Pierre est bien ennuyé ; mais « tout de même » il faut définir. Pour écouter, Djino s’est avancé jusque devant le bureau où Pierre terminait une correspondance commencée de bonne heure. Ses petites mains de jeune garçon s’appuient sur le bord, près de l’encrier. Elles sont – issues des manchettes d’un blanc immaculé piquées chacune de deux olives d’argent ciselé reliées par une courte chaînette – de formes pures et légères, et comme vivantes, dans leur flexible fusèlement, d’une sève d’intelligence délurée et de fine expression mordante comme ses yeux. Les paumes sont roses à peine ainsi que l’extrémité des doigts. Mais le dessus très étroit effile dans son ivoire la caresse bleue des veines estompées sous la peau délicate. On dirait la pulpe poudrée d’un fruit pâle dont même une abeille blonde ne s’est pas approchée. Oh ! les petites menottes espiègles et jolies… Et Pierre songe en les regardant, diaphanes sur le palissandre de son bureau : Comment ne les a-t-elle pas brisées, celle du Borgo San-Michele !
Mais ses yeux ont bien résisté, si fragiles, qui sont là, clairs comme du ciel.
Alors Pierre cherche à l’un des doigts de Djino un petit anneau de cuivre que l’enfant portait hier soir encore. L’anneau a disparu…

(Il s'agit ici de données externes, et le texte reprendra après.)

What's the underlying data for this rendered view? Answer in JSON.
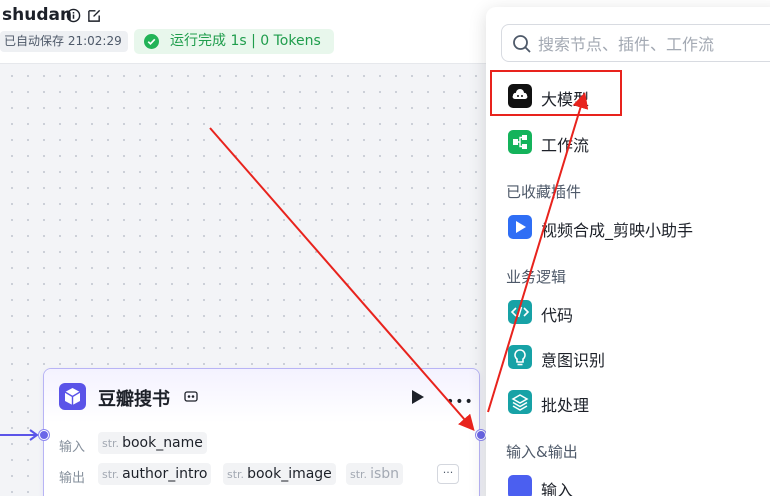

— … Un petit gosse, Djino, c’est, quand nous avons du chagrin, nous qui ne le sommes plus, la présence d’un jeune visage rieur dont les yeux ne connaissent que les larmes superficielles, celles qui ne sont pas encore descendues jusqu’au cœur ; c’est de jeunes mains joueuses dans quoi ne s’est pas encore appesanti une pauvre tête lourde de soucis ; ce sont des lèvres mignonnes qui rient et chantent et ne savent pas maudire mais prêtent aux baisers leur doux parfum de fleur et leur saveur de fruit ; c’est la grâce alerte des petites jambes ignorantes des fatigues, pour qui ne sont que les jeux sans lassitude ; c’est le jeune front sans souvenirs ni regrets ouvert à l’avenir et à ses espérances, le jeune cerveau dans la fraîcheur première de ses impressions naïves ; c’est la rosée bonne aux lèvres brûlées de fièvre, la beauté naissante douce aux yeux qui s’épuisent, l’aube qui va être le jour, le printemps qu’embaument les espoirs cachés au cœur des pâles fleurs de mai et qui disperse sur le monde ce vent éternel de folie douloureuse et délicieuse que l’on nomme l’Amour…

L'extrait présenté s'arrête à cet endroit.